LoopUp hopes to enjoy network effect boost with £61m acquisition
Remote meetings platform provider LoopUp (LOOP:AIM) has laid out rampant growth ambitions with a potentially transformational acquisition.
The company has struck a deal to buy private equity-backed peer MeetingZone for £61.4m cash.
The acquisition, if approved by shareholders in a vote on 1 June, will more than double Loop-Up’s annual revenues to greater than £40m as well as accelerate organic growth down the line.
It believes the acquisition will give it greater buying power with suppliers and enhance the network effect of the LoopUp product.
The latter is a phenomenon where increased numbers of people using a service will improve its value to them and to the network owner.

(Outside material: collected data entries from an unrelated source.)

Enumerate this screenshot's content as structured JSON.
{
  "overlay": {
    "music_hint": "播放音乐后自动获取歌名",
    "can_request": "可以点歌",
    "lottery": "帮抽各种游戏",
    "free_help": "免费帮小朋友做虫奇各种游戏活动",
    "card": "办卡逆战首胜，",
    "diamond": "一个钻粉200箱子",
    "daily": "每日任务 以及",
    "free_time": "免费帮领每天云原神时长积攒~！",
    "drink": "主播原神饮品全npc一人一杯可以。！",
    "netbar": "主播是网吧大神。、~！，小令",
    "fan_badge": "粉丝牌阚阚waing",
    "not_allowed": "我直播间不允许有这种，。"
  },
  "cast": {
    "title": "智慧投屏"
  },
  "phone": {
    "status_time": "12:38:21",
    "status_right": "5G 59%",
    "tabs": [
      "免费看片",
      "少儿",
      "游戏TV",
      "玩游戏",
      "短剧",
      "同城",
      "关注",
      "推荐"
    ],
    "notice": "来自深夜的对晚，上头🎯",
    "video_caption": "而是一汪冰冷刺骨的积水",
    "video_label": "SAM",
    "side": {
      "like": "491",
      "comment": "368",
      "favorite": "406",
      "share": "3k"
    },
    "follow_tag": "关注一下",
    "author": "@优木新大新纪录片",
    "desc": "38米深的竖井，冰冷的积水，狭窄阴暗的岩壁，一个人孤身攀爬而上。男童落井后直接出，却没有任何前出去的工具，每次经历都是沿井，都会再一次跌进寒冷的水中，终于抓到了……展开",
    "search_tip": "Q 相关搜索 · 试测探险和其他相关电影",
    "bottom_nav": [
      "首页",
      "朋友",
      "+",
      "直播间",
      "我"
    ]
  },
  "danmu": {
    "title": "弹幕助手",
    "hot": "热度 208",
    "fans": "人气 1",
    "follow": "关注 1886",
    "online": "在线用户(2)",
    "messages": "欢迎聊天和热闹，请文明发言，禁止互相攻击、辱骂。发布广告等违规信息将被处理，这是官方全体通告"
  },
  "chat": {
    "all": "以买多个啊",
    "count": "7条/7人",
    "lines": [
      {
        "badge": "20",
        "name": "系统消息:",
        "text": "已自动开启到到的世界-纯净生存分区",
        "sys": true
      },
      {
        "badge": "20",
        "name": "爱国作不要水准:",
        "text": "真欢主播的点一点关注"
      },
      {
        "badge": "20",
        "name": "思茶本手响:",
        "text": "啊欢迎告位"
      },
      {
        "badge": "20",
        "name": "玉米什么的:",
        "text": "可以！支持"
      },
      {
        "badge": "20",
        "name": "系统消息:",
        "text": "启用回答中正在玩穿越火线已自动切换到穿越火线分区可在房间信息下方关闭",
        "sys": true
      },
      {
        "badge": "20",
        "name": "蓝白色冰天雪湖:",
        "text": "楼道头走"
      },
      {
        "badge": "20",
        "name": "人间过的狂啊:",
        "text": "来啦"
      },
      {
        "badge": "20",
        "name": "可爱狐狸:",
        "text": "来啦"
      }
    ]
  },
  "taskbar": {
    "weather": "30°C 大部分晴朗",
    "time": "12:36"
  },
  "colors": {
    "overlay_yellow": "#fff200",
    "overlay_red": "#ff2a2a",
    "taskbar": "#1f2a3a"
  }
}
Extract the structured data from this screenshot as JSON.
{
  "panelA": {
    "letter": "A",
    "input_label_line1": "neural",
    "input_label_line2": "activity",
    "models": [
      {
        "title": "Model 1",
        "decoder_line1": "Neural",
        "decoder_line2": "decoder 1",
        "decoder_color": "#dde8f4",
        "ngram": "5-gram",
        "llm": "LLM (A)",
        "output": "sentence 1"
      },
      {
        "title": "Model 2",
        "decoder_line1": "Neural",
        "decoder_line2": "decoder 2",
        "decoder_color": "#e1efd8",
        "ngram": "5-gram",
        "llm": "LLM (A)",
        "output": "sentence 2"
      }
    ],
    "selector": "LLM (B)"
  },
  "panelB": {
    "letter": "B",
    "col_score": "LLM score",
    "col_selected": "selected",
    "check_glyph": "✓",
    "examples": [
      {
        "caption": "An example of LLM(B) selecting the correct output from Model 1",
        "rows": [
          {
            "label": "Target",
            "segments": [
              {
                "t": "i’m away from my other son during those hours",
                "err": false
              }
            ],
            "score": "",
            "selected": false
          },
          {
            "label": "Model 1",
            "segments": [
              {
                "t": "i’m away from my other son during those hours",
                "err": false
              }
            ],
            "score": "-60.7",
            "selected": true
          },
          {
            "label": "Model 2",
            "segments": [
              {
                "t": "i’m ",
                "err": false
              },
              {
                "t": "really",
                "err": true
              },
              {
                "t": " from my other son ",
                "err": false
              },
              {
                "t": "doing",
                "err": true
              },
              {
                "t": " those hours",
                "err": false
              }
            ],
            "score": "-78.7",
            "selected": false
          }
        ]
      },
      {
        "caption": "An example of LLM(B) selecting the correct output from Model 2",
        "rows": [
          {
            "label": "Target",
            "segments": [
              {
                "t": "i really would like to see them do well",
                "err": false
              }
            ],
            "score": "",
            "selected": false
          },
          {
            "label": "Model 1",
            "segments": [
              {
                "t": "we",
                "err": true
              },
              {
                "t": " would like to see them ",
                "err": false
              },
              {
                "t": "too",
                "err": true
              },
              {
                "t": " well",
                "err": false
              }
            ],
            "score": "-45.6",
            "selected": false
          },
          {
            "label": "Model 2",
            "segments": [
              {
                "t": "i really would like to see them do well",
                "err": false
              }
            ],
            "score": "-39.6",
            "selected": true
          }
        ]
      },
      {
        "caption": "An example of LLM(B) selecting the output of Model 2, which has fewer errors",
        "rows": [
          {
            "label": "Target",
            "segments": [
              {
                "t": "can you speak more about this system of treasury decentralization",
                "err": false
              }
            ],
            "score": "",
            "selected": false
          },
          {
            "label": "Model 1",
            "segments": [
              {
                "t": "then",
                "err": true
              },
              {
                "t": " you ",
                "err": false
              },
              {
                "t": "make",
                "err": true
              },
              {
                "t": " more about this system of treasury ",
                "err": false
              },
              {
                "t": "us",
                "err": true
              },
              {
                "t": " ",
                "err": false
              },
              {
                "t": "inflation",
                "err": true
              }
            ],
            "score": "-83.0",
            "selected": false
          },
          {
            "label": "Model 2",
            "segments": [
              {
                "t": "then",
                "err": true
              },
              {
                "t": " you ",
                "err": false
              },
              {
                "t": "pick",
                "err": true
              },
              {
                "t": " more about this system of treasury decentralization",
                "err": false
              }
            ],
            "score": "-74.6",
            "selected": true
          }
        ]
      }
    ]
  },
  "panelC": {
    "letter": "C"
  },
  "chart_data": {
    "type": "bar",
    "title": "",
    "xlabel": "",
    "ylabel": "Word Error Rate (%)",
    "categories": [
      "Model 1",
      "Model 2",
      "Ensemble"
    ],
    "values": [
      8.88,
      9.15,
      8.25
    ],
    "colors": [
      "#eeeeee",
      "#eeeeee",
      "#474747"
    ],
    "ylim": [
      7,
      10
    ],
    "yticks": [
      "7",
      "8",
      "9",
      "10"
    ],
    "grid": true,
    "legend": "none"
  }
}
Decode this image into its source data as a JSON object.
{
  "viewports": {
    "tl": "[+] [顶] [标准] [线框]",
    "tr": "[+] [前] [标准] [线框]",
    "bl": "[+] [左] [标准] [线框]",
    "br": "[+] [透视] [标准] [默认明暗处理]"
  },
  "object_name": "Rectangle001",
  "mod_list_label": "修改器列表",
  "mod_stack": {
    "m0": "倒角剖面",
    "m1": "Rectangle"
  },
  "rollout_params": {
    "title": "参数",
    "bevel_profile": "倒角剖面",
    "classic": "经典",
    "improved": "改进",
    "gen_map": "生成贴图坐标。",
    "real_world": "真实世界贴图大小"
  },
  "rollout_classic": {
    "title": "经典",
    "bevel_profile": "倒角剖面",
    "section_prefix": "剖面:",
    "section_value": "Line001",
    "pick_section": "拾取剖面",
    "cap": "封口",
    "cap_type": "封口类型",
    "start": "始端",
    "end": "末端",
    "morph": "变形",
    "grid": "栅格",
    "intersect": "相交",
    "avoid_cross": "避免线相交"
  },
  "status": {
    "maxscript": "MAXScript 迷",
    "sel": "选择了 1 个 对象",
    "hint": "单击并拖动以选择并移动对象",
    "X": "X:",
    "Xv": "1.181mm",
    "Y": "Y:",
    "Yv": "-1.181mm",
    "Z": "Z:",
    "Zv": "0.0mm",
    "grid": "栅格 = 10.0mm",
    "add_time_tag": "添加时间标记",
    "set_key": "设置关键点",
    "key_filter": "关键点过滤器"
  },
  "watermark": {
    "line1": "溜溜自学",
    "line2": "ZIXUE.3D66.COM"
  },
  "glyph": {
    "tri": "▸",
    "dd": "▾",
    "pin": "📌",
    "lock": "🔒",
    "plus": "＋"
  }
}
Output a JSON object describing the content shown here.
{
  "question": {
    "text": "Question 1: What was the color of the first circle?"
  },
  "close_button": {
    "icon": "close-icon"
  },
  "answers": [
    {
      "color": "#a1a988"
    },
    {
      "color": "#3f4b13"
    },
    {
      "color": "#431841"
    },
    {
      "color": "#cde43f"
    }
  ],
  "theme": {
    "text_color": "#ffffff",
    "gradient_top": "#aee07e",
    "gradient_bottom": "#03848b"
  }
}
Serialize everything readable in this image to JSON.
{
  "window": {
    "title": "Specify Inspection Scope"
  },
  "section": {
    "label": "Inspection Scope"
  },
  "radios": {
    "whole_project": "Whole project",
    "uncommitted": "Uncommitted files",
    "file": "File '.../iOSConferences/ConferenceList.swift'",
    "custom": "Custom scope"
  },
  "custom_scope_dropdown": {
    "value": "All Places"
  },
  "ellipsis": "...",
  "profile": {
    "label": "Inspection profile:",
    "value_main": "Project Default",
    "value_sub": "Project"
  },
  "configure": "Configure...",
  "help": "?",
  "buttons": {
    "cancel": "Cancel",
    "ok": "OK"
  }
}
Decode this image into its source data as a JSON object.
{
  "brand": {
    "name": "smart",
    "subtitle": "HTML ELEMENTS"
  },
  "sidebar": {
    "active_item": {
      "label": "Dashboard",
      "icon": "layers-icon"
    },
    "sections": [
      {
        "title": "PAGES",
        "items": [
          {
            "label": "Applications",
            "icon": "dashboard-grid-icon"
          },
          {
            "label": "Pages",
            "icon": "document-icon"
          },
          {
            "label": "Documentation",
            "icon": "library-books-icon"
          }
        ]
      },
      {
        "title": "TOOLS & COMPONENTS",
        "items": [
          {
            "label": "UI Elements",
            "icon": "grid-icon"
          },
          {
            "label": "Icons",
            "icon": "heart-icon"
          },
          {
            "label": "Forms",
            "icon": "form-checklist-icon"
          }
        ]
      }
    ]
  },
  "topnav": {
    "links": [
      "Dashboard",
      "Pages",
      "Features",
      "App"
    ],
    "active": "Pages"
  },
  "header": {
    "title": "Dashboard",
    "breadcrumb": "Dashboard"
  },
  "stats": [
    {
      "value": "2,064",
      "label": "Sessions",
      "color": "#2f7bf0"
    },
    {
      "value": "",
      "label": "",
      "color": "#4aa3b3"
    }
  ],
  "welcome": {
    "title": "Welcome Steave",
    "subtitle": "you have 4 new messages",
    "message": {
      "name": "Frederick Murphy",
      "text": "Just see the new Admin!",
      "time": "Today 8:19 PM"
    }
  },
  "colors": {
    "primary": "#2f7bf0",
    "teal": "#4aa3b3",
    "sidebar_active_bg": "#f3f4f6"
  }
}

For example, the network effect is clearly evident with taxi service Uber, auction site Ebay and property portal Rightmove (RMV) all thriving as more people use their services.
LoopUp plans to raise £50m of equity funding from investors to help pay for the deal, with the new shares to be issued at 400p.
This is clever leveraging of the company’s premium rated stock on the back of a very strong stock market performance during the past eight months.
Support for the acquisition from investors has been very strong. In the handful of days since the deal was announced on 16 May the LoopUp share price has rallied 14% to 490p.
LoopUp’s patented and cloud-based remote meetings software is designed to drag audio conferencing into the 21st Century.
This is a competitive space stalked by deep pocketed rivals, such as Microsoft’s Skype for Business, Google Hangouts, Cisco’s WebEx, Adobe, AT&T plus more recent start-ups such as GoToMeeting, JoinMe and the UK’s Powwownow.
LoopUp’s key advantage is a streamlined service for both hosts and participants that not only works well but is intuitive and easy to use.
The company has an enterprise focus with over 2,000 customers, including money transfer business Travelex and drinks maker AG Barr (BAG).
LoopUp joined AIM on 24 August 2016, raising gross proceeds of £8.5m at 100p per share. This growth funding was earmarked for product upgrades and building a new online sales channel. The company was worth around £40m at the time of listing and is now valued at £206m.
Full year results for 2017 showed revenue up 29% to £17.5m and earnings before interest, tax, depreciation and amortisation (EBITDA) up 161% to £3.5m. These figures exclude a discontinued BT technology licensing business.